On Sale!

Various Artists Strong Love: Songs Of Gay Liberation 1972 - 1981

Label
Chapter
Released
11th June 2021

Format Info

LP - pink vinyl

Originally released on CD in 2012, Chapter’s landmark compilation of 70s gay musical pioneers gets a vinyl release for the first time ever – and on pink vinyl to boot! Strong Love explores the first wave of openly gay songwriting that emerged after New York’s Stonewall Riots kickstarted the modern gay rights movement in 1969. It took just a few years for the defiant chanting and interlocked arms of early 70s pride marches to reverberate onto record, and Strong Love begins with one of the earliest known recordings of openly gay songwriting, 1972’s A Gay Song by London hippie collective Everyone Involved.

Across 15 tracks, the compilation takes in disarmingly personal folk, uplifting soul, outsider country and dark synth-rock. Eccentric one man band Chris Robison played with the New York Dolls and Elephant’s Memory, while LA glam seducer Smokey saw members of the Stooges and Quiet Riot pass through his backing band. Steven Grossman was covered by Twiggy and Scrumbly & Martin are justifiably infamous for their work with San Francisco drag hippies the Cockettes. The songs on Strong Love illustrate the vision, talent and raw courage that drove 1970s songwriters to sacrifice
popular careers for the sake of honesty and self-expression. Compiled by Chapter Music’s Guy Blackman, with an evocative
introduction from drummer Richard Dworkin (who played with Blackberri and Buena Vista and is one of the few to have witnessed many
Strong Love artists first hand), the album is a powerful tribute to pioneering artists whose music has been neglected for too long.

One of our favourite compilations of the last twenty years on one of our favourite labels, finally gets the vinyl reissue it deserved back in 2012 on its initial release.

This month is Pride month and coincidentally, or perhaps not, Chapter Music’s landmark 2012 compilation Strong Love: Songs Of Gay Liberation 1972-1981 has been reissued, this time on vinyl for the first time. Strong Love compiled an era of songwriting and political activism that was largely subdued or ignored by the mainstream media, a decade of music made by gay artists addressing both the plight of queer-identified folk facing bigotry and social persecution but also the joy and love of the community. As a compilation, Strong Love is every bit as endlessly fun, revealing and surprising as a Numero comp and just as lovingly executed.

The music on Strong Love cuts across a plethora of genres prevalent in the decade it addresses, from communal-singing folk music to progressive rock touched with analog synth solos. Some of the cuts are so cool, so perfectly evocative of the era that you could easily come to the conclusion that the reason the releases they’re culled from aren’t expensive record collector dreams is the music has always been maligned because of the inherent heterodoxy of 20th Century music. This is Chapter’s attempt to address this lopsided historical blight, but it’s also just a brilliant album of period pieces.

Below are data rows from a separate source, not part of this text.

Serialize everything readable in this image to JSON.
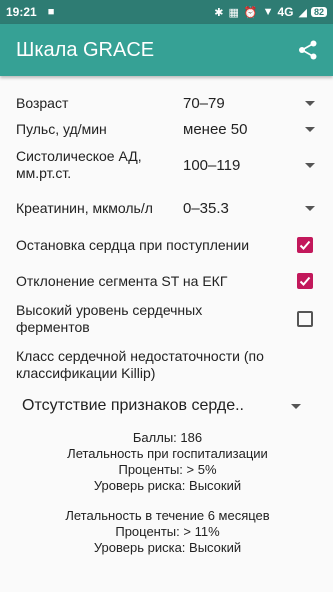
{
  "status_bar": {
    "time": "19:21",
    "network": "4G",
    "battery": "82"
  },
  "app_bar": {
    "title": "Шкала GRACE",
    "share_icon": "share-icon"
  },
  "fields": {
    "age": {
      "label": "Возраст",
      "value": "70–79"
    },
    "pulse": {
      "label": "Пульс, уд/мин",
      "value": "менее 50"
    },
    "sbp": {
      "label": "Систолическое АД, мм.рт.ст.",
      "value": "100–119"
    },
    "creatinine": {
      "label": "Креатинин, мкмоль/л",
      "value": "0–35.3"
    }
  },
  "checkboxes": {
    "cardiac_arrest": {
      "label": "Остановка сердца при поступлении",
      "checked": true
    },
    "st_deviation": {
      "label": "Отклонение сегмента ST на ЕКГ",
      "checked": true
    },
    "enzymes": {
      "label": "Высокий уровень сердечных ферментов",
      "checked": false
    }
  },
  "killip": {
    "label": "Класс сердечной недостаточности (по классификации Killip)",
    "value": "Отсутствие признаков серде.."
  },
  "results": {
    "score": "Баллы: 186",
    "hospital_title": "Летальность при госпитализации",
    "hospital_percent": "Проценты:  > 5%",
    "hospital_risk": "Уроверь риска: Высокий",
    "six_month_title": "Летальность в течение 6 месяцев",
    "six_month_percent": "Проценты:  > 11%",
    "six_month_risk": "Уроверь риска: Высокий"
  },
  "colors": {
    "status_bar": "#2e7c73",
    "app_bar": "#36a195",
    "checkbox_accent": "#c2185b"
  }
}
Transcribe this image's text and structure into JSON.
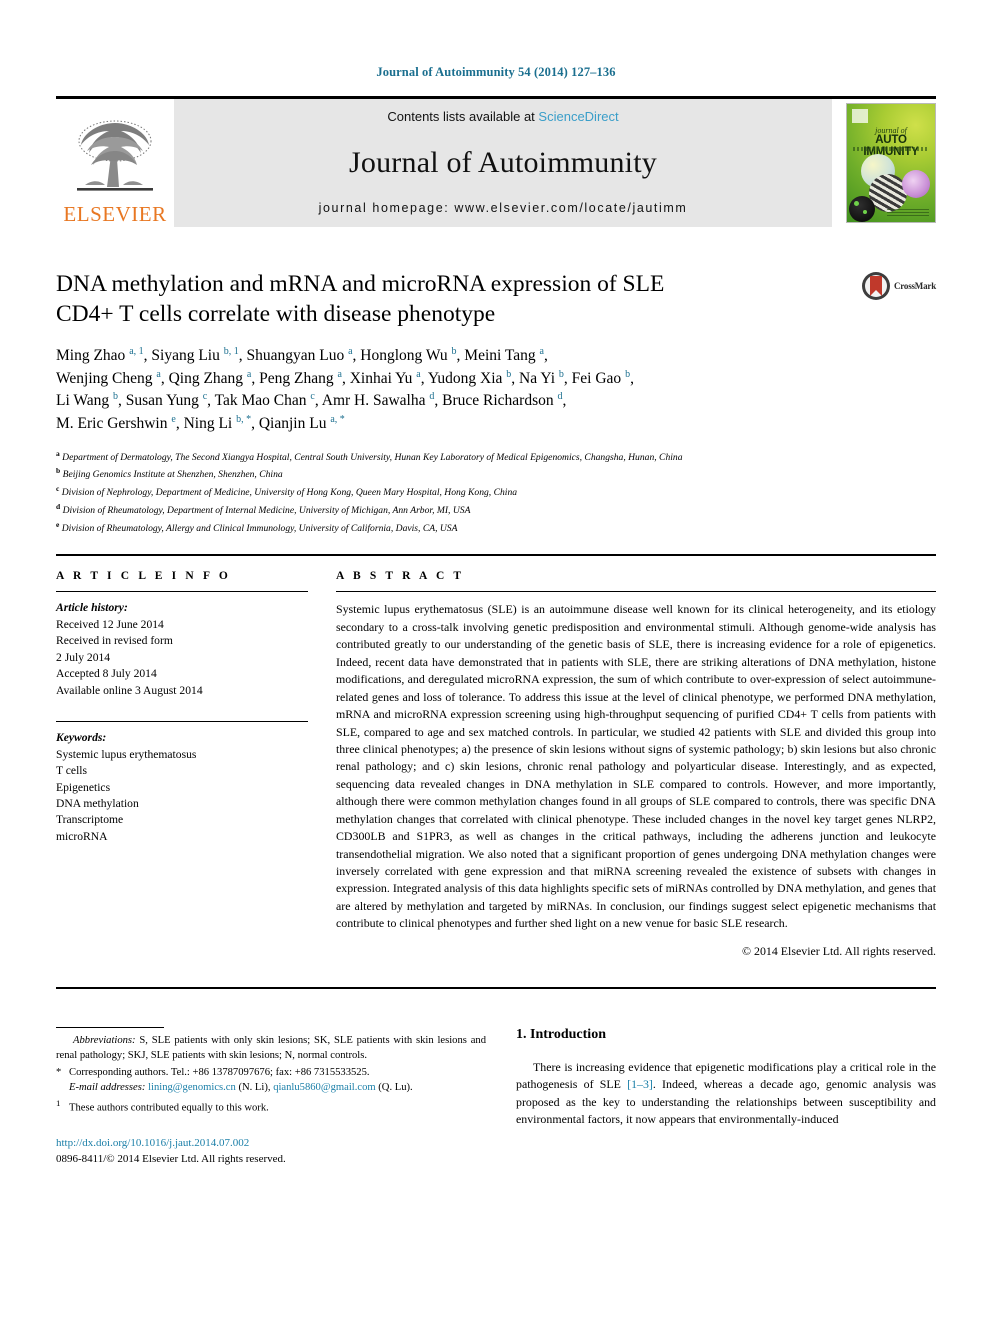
{
  "running_citation": "Journal of Autoimmunity 54 (2014) 127–136",
  "masthead": {
    "publisher_name": "ELSEVIER",
    "contents_prefix": "Contents lists available at",
    "contents_link": "ScienceDirect",
    "journal_name": "Journal of Autoimmunity",
    "homepage": "journal homepage: www.elsevier.com/locate/jautimm",
    "cover": {
      "line1": "journal of",
      "line2": "AUTO IMMUNITY"
    }
  },
  "article": {
    "title_line1": "DNA methylation and mRNA and microRNA expression of SLE",
    "title_line2": "CD4+ T cells correlate with disease phenotype",
    "crossmark_label": "CrossMark",
    "authors_line1": "Ming Zhao a, 1, Siyang Liu b, 1, Shuangyan Luo a, Honglong Wu b, Meini Tang a,",
    "authors_line2": "Wenjing Cheng a, Qing Zhang a, Peng Zhang a, Xinhai Yu a, Yudong Xia b, Na Yi b, Fei Gao b,",
    "authors_line3": "Li Wang b, Susan Yung c, Tak Mao Chan c, Amr H. Sawalha d, Bruce Richardson d,",
    "authors_line4": "M. Eric Gershwin e, Ning Li b, *, Qianjin Lu a, *",
    "affiliations": [
      {
        "mark": "a",
        "text": "Department of Dermatology, The Second Xiangya Hospital, Central South University, Hunan Key Laboratory of Medical Epigenomics, Changsha, Hunan, China"
      },
      {
        "mark": "b",
        "text": "Beijing Genomics Institute at Shenzhen, Shenzhen, China"
      },
      {
        "mark": "c",
        "text": "Division of Nephrology, Department of Medicine, University of Hong Kong, Queen Mary Hospital, Hong Kong, China"
      },
      {
        "mark": "d",
        "text": "Division of Rheumatology, Department of Internal Medicine, University of Michigan, Ann Arbor, MI, USA"
      },
      {
        "mark": "e",
        "text": "Division of Rheumatology, Allergy and Clinical Immunology, University of California, Davis, CA, USA"
      }
    ]
  },
  "article_info": {
    "heading": "A R T I C L E   I N F O",
    "history_label": "Article history:",
    "history": [
      "Received 12 June 2014",
      "Received in revised form",
      "2 July 2014",
      "Accepted 8 July 2014",
      "Available online 3 August 2014"
    ],
    "keywords_label": "Keywords:",
    "keywords": [
      "Systemic lupus erythematosus",
      "T cells",
      "Epigenetics",
      "DNA methylation",
      "Transcriptome",
      "microRNA"
    ]
  },
  "abstract": {
    "heading": "A B S T R A C T",
    "text": "Systemic lupus erythematosus (SLE) is an autoimmune disease well known for its clinical heterogeneity, and its etiology secondary to a cross-talk involving genetic predisposition and environmental stimuli. Although genome-wide analysis has contributed greatly to our understanding of the genetic basis of SLE, there is increasing evidence for a role of epigenetics. Indeed, recent data have demonstrated that in patients with SLE, there are striking alterations of DNA methylation, histone modifications, and deregulated microRNA expression, the sum of which contribute to over-expression of select autoimmune-related genes and loss of tolerance. To address this issue at the level of clinical phenotype, we performed DNA methylation, mRNA and microRNA expression screening using high-throughput sequencing of purified CD4+ T cells from patients with SLE, compared to age and sex matched controls. In particular, we studied 42 patients with SLE and divided this group into three clinical phenotypes; a) the presence of skin lesions without signs of systemic pathology; b) skin lesions but also chronic renal pathology; and c) skin lesions, chronic renal pathology and polyarticular disease. Interestingly, and as expected, sequencing data revealed changes in DNA methylation in SLE compared to controls. However, and more importantly, although there were common methylation changes found in all groups of SLE compared to controls, there was specific DNA methylation changes that correlated with clinical phenotype. These included changes in the novel key target genes NLRP2, CD300LB and S1PR3, as well as changes in the critical pathways, including the adherens junction and leukocyte transendothelial migration. We also noted that a significant proportion of genes undergoing DNA methylation changes were inversely correlated with gene expression and that miRNA screening revealed the existence of subsets with changes in expression. Integrated analysis of this data highlights specific sets of miRNAs controlled by DNA methylation, and genes that are altered by methylation and targeted by miRNAs. In conclusion, our findings suggest select epigenetic mechanisms that contribute to clinical phenotypes and further shed light on a new venue for basic SLE research.",
    "copyright": "© 2014 Elsevier Ltd. All rights reserved."
  },
  "footnotes": {
    "abbrev_label": "Abbreviations:",
    "abbrev_text": "S, SLE patients with only skin lesions; SK, SLE patients with skin lesions and renal pathology; SKJ, SLE patients with skin lesions; N, normal controls.",
    "corresponding_mark": "*",
    "corresponding_text": "Corresponding authors. Tel.: +86 13787097676; fax: +86 7315533525.",
    "email_label": "E-mail addresses:",
    "email1": "lining@genomics.cn",
    "email1_who": "(N. Li),",
    "email2": "qianlu5860@gmail.com",
    "email2_who": "(Q. Lu).",
    "equal_mark": "1",
    "equal_text": "These authors contributed equally to this work."
  },
  "publication_footer": {
    "doi": "http://dx.doi.org/10.1016/j.jaut.2014.07.002",
    "issn_line": "0896-8411/© 2014 Elsevier Ltd. All rights reserved."
  },
  "introduction": {
    "heading": "1. Introduction",
    "para_a": "There is increasing evidence that epigenetic modifications play a critical role in the pathogenesis of SLE ",
    "ref": "[1–3]",
    "para_b": ". Indeed, whereas a decade ago, genomic analysis was proposed as the key to understanding the relationships between susceptibility and environmental factors, it now appears that environmentally-induced"
  },
  "colors": {
    "link_blue": "#1b7fa8",
    "sciencedirect_blue": "#3a9ec9",
    "elsevier_orange": "#e87722",
    "crossmark_red": "#c0392b",
    "band_gray": "#e6e6e6"
  }
}
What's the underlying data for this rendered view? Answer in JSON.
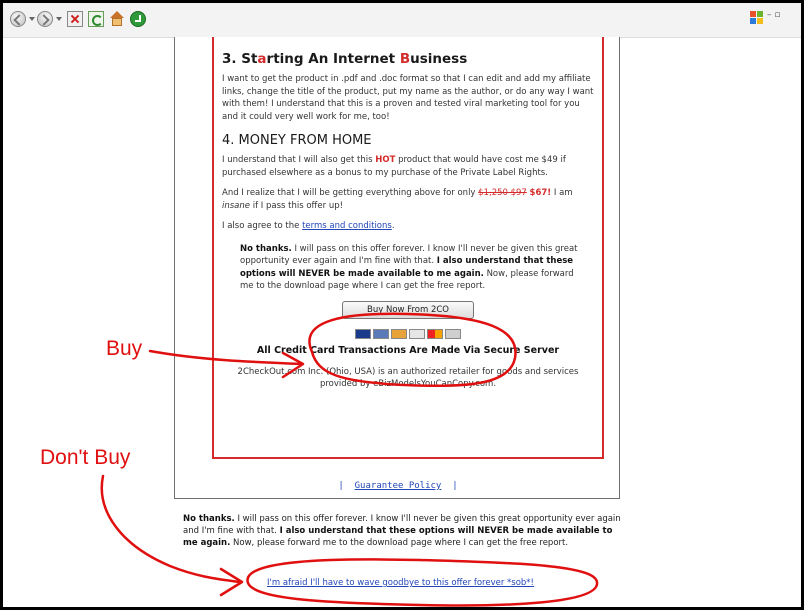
{
  "section3": {
    "number": "3.",
    "title_pre": "St",
    "title_red1": "a",
    "title_mid": "rting An Internet ",
    "title_red2": "B",
    "title_post": "usiness",
    "text": "I want to get the product in .pdf and .doc format so that I can edit and add my affiliate links, change the title of the product, put my name as the author, or do any way I want with them! I understand that this is a proven and tested viral marketing tool for you and it could very well work for me, too!"
  },
  "section4": {
    "title": "4. MONEY FROM HOME",
    "p1_a": "I understand that I will also get this ",
    "p1_hot": "HOT",
    "p1_b": " product that would have cost me $49 if purchased elsewhere as a bonus to my purchase of the Private Label Rights.",
    "p2_a": "And I realize that I will be getting everything above for only ",
    "p2_strike": "$1,250 $97",
    "p2_price": "$67!",
    "p2_b": " I am ",
    "p2_italic": "insane",
    "p2_c": " if I pass this offer up!",
    "p3_a": "I also agree to the ",
    "p3_link": "terms and conditions",
    "p3_b": "."
  },
  "nothanks_box": {
    "bold1": "No thanks.",
    "text1": " I will pass on this offer forever. I know I'll never be given this great opportunity ever again and I'm fine with that. ",
    "bold2": "I also understand that these options will NEVER be made available to me again.",
    "text2": " Now, please forward me to the download page where I can get the free report."
  },
  "buy_button": "Buy Now From 2CO",
  "secure": "All Credit Card Transactions Are Made Via Secure Server",
  "retailer": "2CheckOut.com Inc. (Ohio, USA) is an authorized retailer for goods and services provided by eBizModelsYouCanCopy.com.",
  "guarantee": {
    "sep": "|",
    "label": "Guarantee Policy"
  },
  "below": {
    "bold1": "No thanks.",
    "text1": " I will pass on this offer forever. I know I'll never be given this great opportunity ever again and I'm fine with that. ",
    "bold2": "I also understand that these options will NEVER be made available to me again.",
    "text2": " Now, please forward me to the download page where I can get the free report."
  },
  "goodbye_link": "I'm afraid I'll have to wave goodbye to this offer forever *sob*!",
  "annotations": {
    "buy": "Buy",
    "dont_buy": "Don't Buy"
  },
  "colors": {
    "annotation": "#e01010",
    "offer_border": "#d42b2b",
    "link": "#2246b8"
  },
  "toolbar_icons": [
    "back-icon",
    "forward-icon",
    "stop-icon",
    "refresh-icon",
    "home-icon",
    "history-icon"
  ]
}
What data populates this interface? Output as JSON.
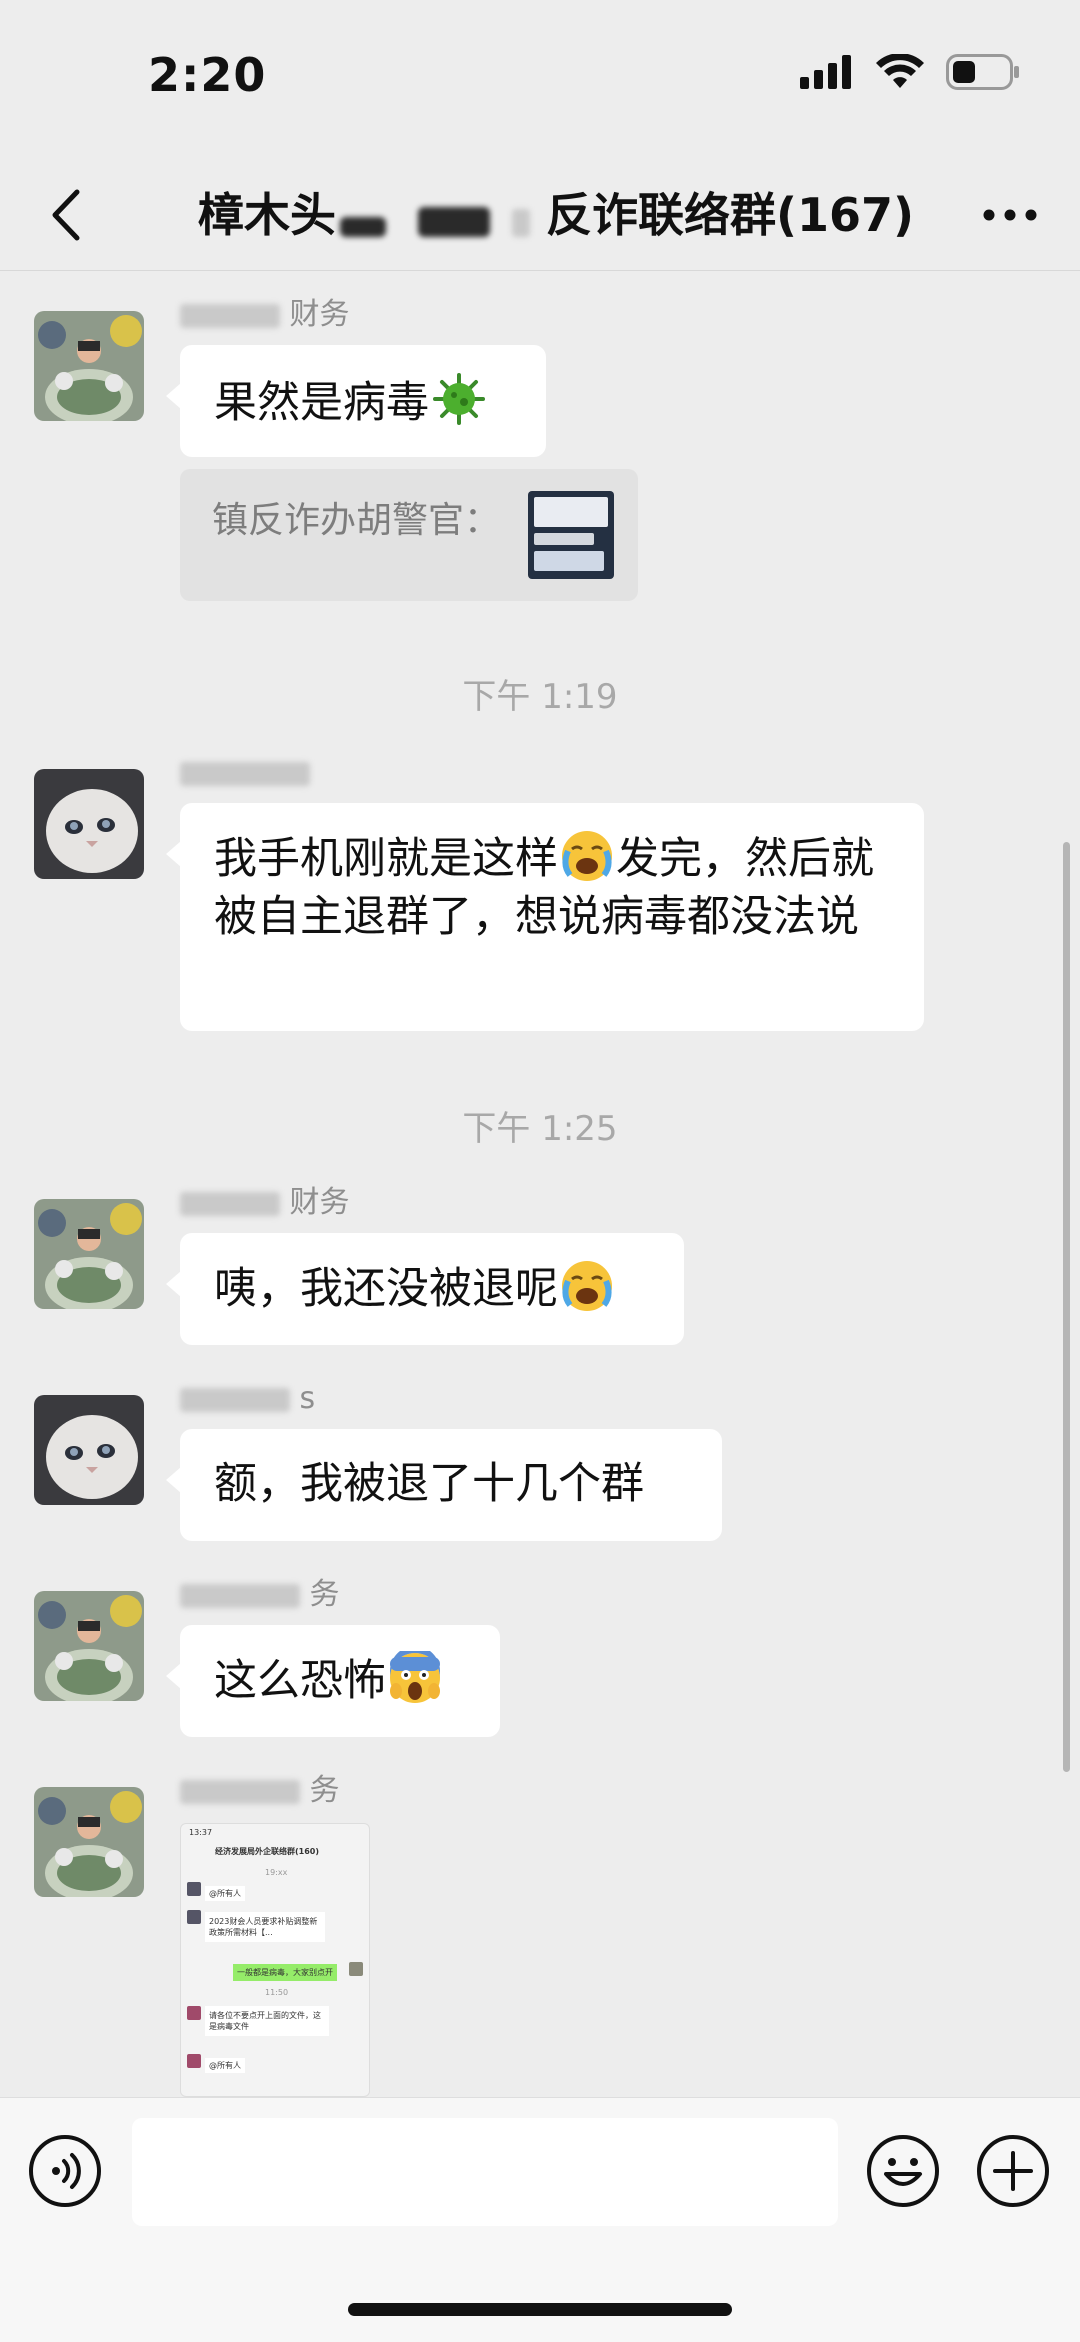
{
  "status_bar": {
    "time": "2:20",
    "battery_level": 0.4
  },
  "nav": {
    "title_start": "樟木头",
    "title_end": "反诈联络群(167)",
    "back_icon": "chevron-left-icon",
    "more_icon": "more-dots-icon"
  },
  "messages": [
    {
      "sender_suffix": "财务",
      "text": "果然是病毒",
      "emoji": "virus"
    },
    {
      "quote_text": "镇反诈办胡警官："
    },
    {
      "timestamp": "下午 1:19"
    },
    {
      "sender_suffix": "",
      "text": "我手机刚就是这样",
      "emoji": "loudly-crying",
      "text_after": "发完，然后就被自主退群了，想说病毒都没法说"
    },
    {
      "timestamp": "下午 1:25"
    },
    {
      "sender_suffix": "财务",
      "text": "咦，我还没被退呢",
      "emoji": "loudly-crying"
    },
    {
      "sender_suffix": "s",
      "text": "额，我被退了十几个群"
    },
    {
      "sender_suffix": "务",
      "text": "这么恐怖",
      "emoji": "screaming-in-fear"
    },
    {
      "sender_suffix": "务",
      "image": "chat-screenshot"
    }
  ],
  "shared_screenshot": {
    "time": "13:37",
    "title": "经济发展局外企联络群(160)",
    "lines": [
      "19:xx",
      "@所有人",
      "2023财会人员要求补贴调整新政策所需材料【...",
      "一般都是病毒，大家别点开",
      "11:50",
      "请各位不要点开上面的文件，这是病毒文件",
      "@所有人"
    ]
  },
  "input": {
    "placeholder": ""
  },
  "icons": {
    "voice": "voice-icon",
    "emoji": "emoji-icon",
    "plus": "plus-icon"
  },
  "colors": {
    "background": "#ededed",
    "bubble": "#ffffff",
    "quote": "#e2e2e2",
    "timestamp": "#a8a8a8",
    "sender": "#8e8e8e"
  }
}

Everyone Involved’s mid-paced, harmony-drenched opener A Gay Song has a loosely early 70s’ Bowie-esque tint in the instrumentation married with a strong chorus singing activism, dandelions in the hair, Age Of Aquarius hippy utopianism. Charlie Murphy’s Gay Spirit uses acoustic guitars and percussion to bring a wide-eyed call to arms while Blackberri’s exquisite soulful, funky track It’s Okay has a metallic toned bass guitar and bongo accompaniment, slowly unfurling until the drums pump up the jam into a light funk storm of desire. Smokey’s Moog and prog stylings also boasts a brilliant breakbeat-ready drum track with its squelch, with this kind of down ‘n’ dirty 70s funk taken up on tracks like Buenavista’s porn-lovin’ Hot Magazine. Tom Robinson beams in with the roughed up bass-led, phasered into another realm anthem Good To Be Gay and if you’re a casual admirer of the Monorail mail out you’ll have probably read of our love of Lavendar Country, on this outing their song Cryin’ These Cocksucking Tears probably taking the best title, erm, title. The sub-glam, proto power pop anthem Big Strong Man In My Life by Chris Robinson deserves its time on some dance floor somewhere. There’s just so much to get your teeth into here.

The breadth on the record ranges wildly between outrageously fun odes to sexual desire to protest songs about the movement that grew exponentially in the wake of the Stonewall riots of ’69. Expert musicianship, humour and love, it’s all here.